Falar de preconceito contra o rock perto de Tim Maia provoca explosão instantânea:
- Chorinho não é cultura brasileira, é mistura de fado com tango. Samba de breque é gíria argentina, não existia malandro no Brasil. O brasileiro é mestiço e todo mestiço é pirado, eu sei disso porque crio cachorro. Se é purinho tudo bem, cruzou, fica pirado. O rock vive no Brasil com os crioulos de origem enraizada na África, é música de preto africano colonizado. Nos Estados Unidos eles lavaram culturalmente o negro pra ele virar branco. Aqui não, comiam ele de pau e, quanto mais batiam, mais ele tocava o tambor lá.
Tim Maia acha que a bossa nova do jeito que foi consagrada é um desvio do samba jazz inventado pelo Johnny Alf (que era negro):
- O João Gilberto é 22 (maluco), o samba jazz era rápido, tinha o maior suingue, veio o pessoal de Ipanema, todo mundo cansado, e levou tudo para trás, ficou aquele nhém nhém nhém. A escola João Gilberto é péssima na parte vocal, na parte ritmica aproveita até certo ponto. O Chico Buarque ainda diz alguma coisa, a musicalidade é limitada, mas ele grilou muita gente, formou uma escola de grilados na música brasileira.
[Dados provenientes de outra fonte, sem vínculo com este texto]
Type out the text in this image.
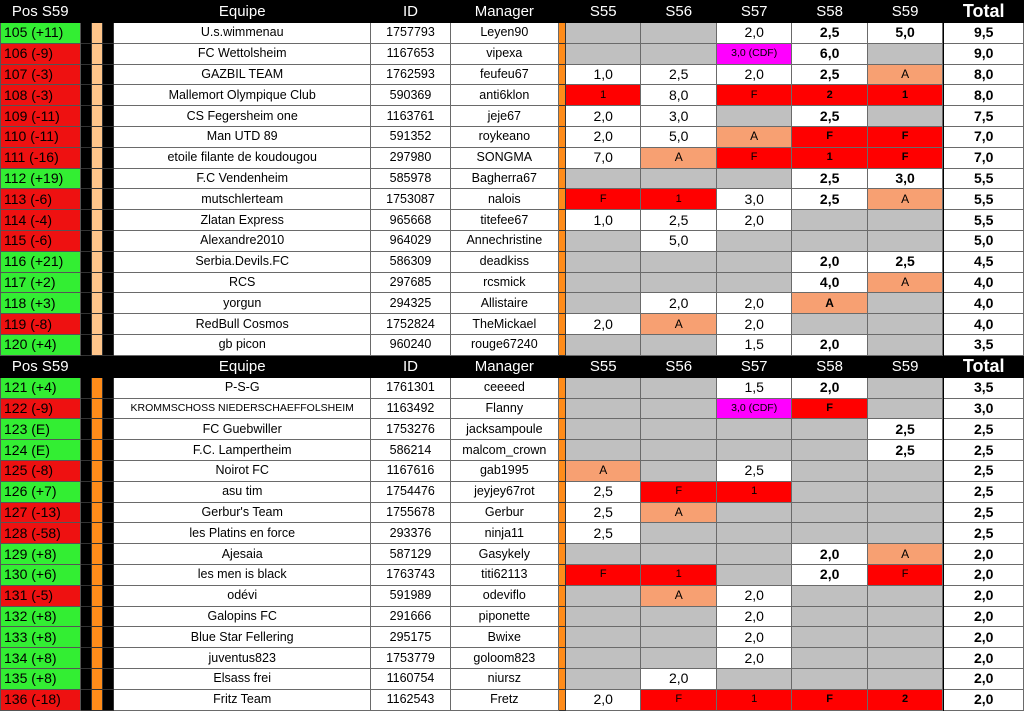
Pos S59				Equipe	ID	Manager		S55	S56	S57	S58	S59		Total
105 (+11)				U.s.wimmenau	1757793	Leyen90				2,0	2,5	5,0		9,5
106 (-9)				FC Wettolsheim	1167653	vipexa				3,0 (CDF)	6,0			9,0
107 (-3)				GAZBIL TEAM	1762593	feufeu67		1,0	2,5	2,0	2,5	A		8,0
108 (-3)				Mallemort Olympique Club	590369	anti6klon		1	8,0	F	2	1		8,0
109 (-11)				CS Fegersheim one	1163761	jeje67		2,0	3,0		2,5			7,5
110 (-11)				Man UTD 89	591352	roykeano		2,0	5,0	A	F	F		7,0
111 (-16)				etoile filante de koudougou	297980	SONGMA		7,0	A	F	1	F		7,0
112 (+19)				F.C Vendenheim	585978	Bagherra67					2,5	3,0		5,5
113 (-6)				mutschlerteam	1753087	nalois		F	1	3,0	2,5	A		5,5
114 (-4)				Zlatan Express	965668	titefee67		1,0	2,5	2,0				5,5
115 (-6)				Alexandre2010	964029	Annechristine			5,0					5,0
116 (+21)				Serbia.Devils.FC	586309	deadkiss					2,0	2,5		4,5
117 (+2)				RCS	297685	rcsmick					4,0	A		4,0
118 (+3)				yorgun	294325	Allistaire			2,0	2,0	A			4,0
119 (-8)				RedBull Cosmos	1752824	TheMickael		2,0	A	2,0				4,0
120 (+4)				gb picon	960240	rouge67240				1,5	2,0			3,5
Pos S59				Equipe	ID	Manager		S55	S56	S57	S58	S59		Total
121 (+4)				P-S-G	1761301	ceeeed				1,5	2,0			3,5
122 (-9)				KROMMSCHOSS NIEDERSCHAEFFOLSHEIM	1163492	Flanny				3,0 (CDF)	F			3,0
123 (E)				FC Guebwiller	1753276	jacksampoule						2,5		2,5
124 (E)				F.C. Lampertheim	586214	malcom_crown						2,5		2,5
125 (-8)				Noirot FC	1167616	gab1995		A		2,5				2,5
126 (+7)				asu tim	1754476	jeyjey67rot		2,5	F	1				2,5
127 (-13)				Gerbur's Team	1755678	Gerbur		2,5	A					2,5
128 (-58)				les Platins en force	293376	ninja11		2,5						2,5
129 (+8)				Ajesaia	587129	Gasykely					2,0	A		2,0
130 (+6)				les men is black	1763743	titi62113		F	1		2,0	F		2,0
131 (-5)				odévi	591989	odeviflo			A	2,0				2,0
132 (+8)				Galopins FC	291666	piponette				2,0				2,0
133 (+8)				Blue Star Fellering	295175	Bwixe				2,0				2,0
134 (+8)				juventus823	1753779	goloom823				2,0				2,0
135 (+8)				Elsass frei	1160754	niursz			2,0					2,0
136 (-18)				Fritz Team	1162543	Fretz		2,0	F	1	F	2		2,0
De repente ele se cala porque aparecem duas mulheres de biquini, com cara de mãe e filha. E ele, fiel à fama de mulherengo, começa a dar a maior azarada e falar coisas como "a coroa está enxutinha. Para aquela ali eu dava casa, comida, roupa lavada e cenzinho por mês só para ela ficar em casa me esperando." Depois de muita luta, conseguiu-se trazê-lo de volta para a conversa:
- O Brasil é terra de mestiço pirado querendo ser puro sangue, nordestino chega aqui e daqui a pouco está complicando tudo. Existe uma intelectualidade desgraçada no meio artístico brasileiro, é angu, é caruru. Diz que não gosta de americano e é mais influenciado desde os tempos do Pixinguinha. Música Popular Brasileira? Não existe isso, não existe MPC, Música Popular Chinesa ou MPA, Música Popular Americana, é só rótulo.
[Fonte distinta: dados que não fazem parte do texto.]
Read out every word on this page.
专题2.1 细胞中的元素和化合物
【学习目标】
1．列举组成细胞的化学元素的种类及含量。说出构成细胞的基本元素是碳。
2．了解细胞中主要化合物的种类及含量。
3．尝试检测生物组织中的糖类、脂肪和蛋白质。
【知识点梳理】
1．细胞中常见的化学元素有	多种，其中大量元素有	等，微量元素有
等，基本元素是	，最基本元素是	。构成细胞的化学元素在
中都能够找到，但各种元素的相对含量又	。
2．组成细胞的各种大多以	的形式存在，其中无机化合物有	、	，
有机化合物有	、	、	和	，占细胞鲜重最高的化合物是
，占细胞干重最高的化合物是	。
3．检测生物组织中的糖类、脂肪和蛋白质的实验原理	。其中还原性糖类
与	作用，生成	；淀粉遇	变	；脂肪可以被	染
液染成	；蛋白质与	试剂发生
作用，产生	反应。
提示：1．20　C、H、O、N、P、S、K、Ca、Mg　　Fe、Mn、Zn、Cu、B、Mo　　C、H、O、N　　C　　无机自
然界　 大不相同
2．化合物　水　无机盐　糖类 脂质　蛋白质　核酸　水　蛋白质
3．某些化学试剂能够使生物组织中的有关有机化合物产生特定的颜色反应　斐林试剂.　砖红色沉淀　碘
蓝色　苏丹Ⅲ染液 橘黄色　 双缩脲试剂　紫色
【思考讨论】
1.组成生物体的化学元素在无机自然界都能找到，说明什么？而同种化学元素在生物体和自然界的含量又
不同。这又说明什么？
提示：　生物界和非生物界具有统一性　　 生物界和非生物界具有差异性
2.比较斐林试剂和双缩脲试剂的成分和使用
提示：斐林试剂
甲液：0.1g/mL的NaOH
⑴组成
Tim Maia não se esquiva em distribuir críticas para todo lado sobre o comportamento de seus colegas cantores:
- Outro dia vi o MPB4 pulando e cantando loucamente aquela música que fala em viajar na cauda de um balão azul. Foi o máximo. Eles querem pegar a vendagem de qualquer maneira. Eu nunca fui direcionado, sou como o Erasmo Carlos, é aquilo mesmo. O Roberto Carlos tentou se intelectualizar, mas não acabou nem o ginásio. Ele fez um curso de datilografia no Ultra lá na Tijuca, mas não terminou. Confunde datilografia com ginásio e fica cheio de pose, meu irmão!
Uma menção ao sucesso de Eduardo Dusek provoca um rasgo de ironia:
- Pera aí. Não compare o meu com com o do Dusek.Trocar sua cachorra por uma criança pobre é demais. Eu falo "azul da cor do mar, se o mundo inteiro me quisesse ouvir, tenho muito para contar, dizer que aprendi". Não tem nada a ver com cachorro. O Dusek foi uma jogada. Ele veio de Jesus Cristo fazendo sátira de apocalipse, ele não tem carreira de rock. Está de H.
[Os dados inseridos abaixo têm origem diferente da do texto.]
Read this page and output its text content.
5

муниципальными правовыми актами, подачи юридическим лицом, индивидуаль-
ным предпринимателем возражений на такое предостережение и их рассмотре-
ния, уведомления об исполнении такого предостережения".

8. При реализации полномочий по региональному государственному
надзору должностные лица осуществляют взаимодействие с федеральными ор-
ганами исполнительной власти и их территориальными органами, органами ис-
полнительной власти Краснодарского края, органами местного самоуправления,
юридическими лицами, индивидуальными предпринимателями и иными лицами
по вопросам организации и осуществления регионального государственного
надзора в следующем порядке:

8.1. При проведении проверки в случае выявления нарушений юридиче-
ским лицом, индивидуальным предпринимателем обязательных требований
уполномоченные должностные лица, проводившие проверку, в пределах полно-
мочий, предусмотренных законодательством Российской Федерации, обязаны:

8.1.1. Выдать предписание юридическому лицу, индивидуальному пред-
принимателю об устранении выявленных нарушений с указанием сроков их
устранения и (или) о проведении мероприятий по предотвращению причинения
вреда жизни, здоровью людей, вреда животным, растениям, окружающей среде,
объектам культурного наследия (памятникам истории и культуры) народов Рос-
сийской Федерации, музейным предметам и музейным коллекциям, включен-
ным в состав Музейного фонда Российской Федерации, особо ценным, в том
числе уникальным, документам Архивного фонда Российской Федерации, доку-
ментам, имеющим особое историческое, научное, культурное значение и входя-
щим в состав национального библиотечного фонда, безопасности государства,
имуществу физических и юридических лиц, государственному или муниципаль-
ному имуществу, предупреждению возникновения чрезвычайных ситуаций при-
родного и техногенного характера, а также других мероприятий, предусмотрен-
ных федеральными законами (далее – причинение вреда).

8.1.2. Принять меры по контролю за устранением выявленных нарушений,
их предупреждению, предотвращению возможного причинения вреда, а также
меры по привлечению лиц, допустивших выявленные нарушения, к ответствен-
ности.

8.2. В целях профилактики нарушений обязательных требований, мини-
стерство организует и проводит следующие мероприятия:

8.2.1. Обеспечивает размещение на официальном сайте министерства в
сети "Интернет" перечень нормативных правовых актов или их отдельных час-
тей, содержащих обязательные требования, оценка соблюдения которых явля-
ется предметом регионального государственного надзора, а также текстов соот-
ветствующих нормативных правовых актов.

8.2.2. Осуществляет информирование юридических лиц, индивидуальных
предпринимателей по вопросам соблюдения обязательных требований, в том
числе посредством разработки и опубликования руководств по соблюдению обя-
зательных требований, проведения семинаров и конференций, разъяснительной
Tim acha que muitos desses artistas são explorados por gravadoras que não estão no Brasil para vender música brasileira:
- Somos testas de ferro das grandes multinacionais, descarrego do ICM e do imposto de renda. Pra começar, elas estão aqui para lançar discos nacionais e vender os internacionais, né meu irmão? E tem casos como o de Sidney Magal, que é o maior H e não sabe. Daqui a pouco largam e ele cai mortinho. Ficam naquela que o Tim Maia é muito louco, chegam cheio de well. Não sou bobo, entendo tudo. Há oito anos transo com estúdios, gráfica, lojista. Agora vai dizer isso para a Fafá de Belém, ela dá uma risada e abraça o Midani e você fica olhando como se fosse inimigo dela.
Esses problemas todos chateiam o Tim apesar de ele estar acostumado com a dureza que enfrentou a vida inteira. E que inclui passagens pela prisão por roubar uma cadeira e por fumar maconha. Em seis anos de vida nos Estados Unidos fez de tudo, trabalhou até em necrotério, morou em mil lugares diferentes, dormiu na rua e dava pequenos golpes.
- Quando chegava a devolução do imposto de renda ninguém trabalhava mais. A gente pegava o cheque, fazia uma identidade fajuta (lá nenhuma carteira tem foto) e trocava em qualquer liquor store na compra de uma garrafa de bourbon, era uma beleza. Eu aprendi a roubar com os americanos, são os segundos mais ladrões do mundo. Americano não deixa de entrar em supermercado e roubar alguma coisa. Ele acha o máximo, rouba até chiclete e todos já foram presos por alguma coisa.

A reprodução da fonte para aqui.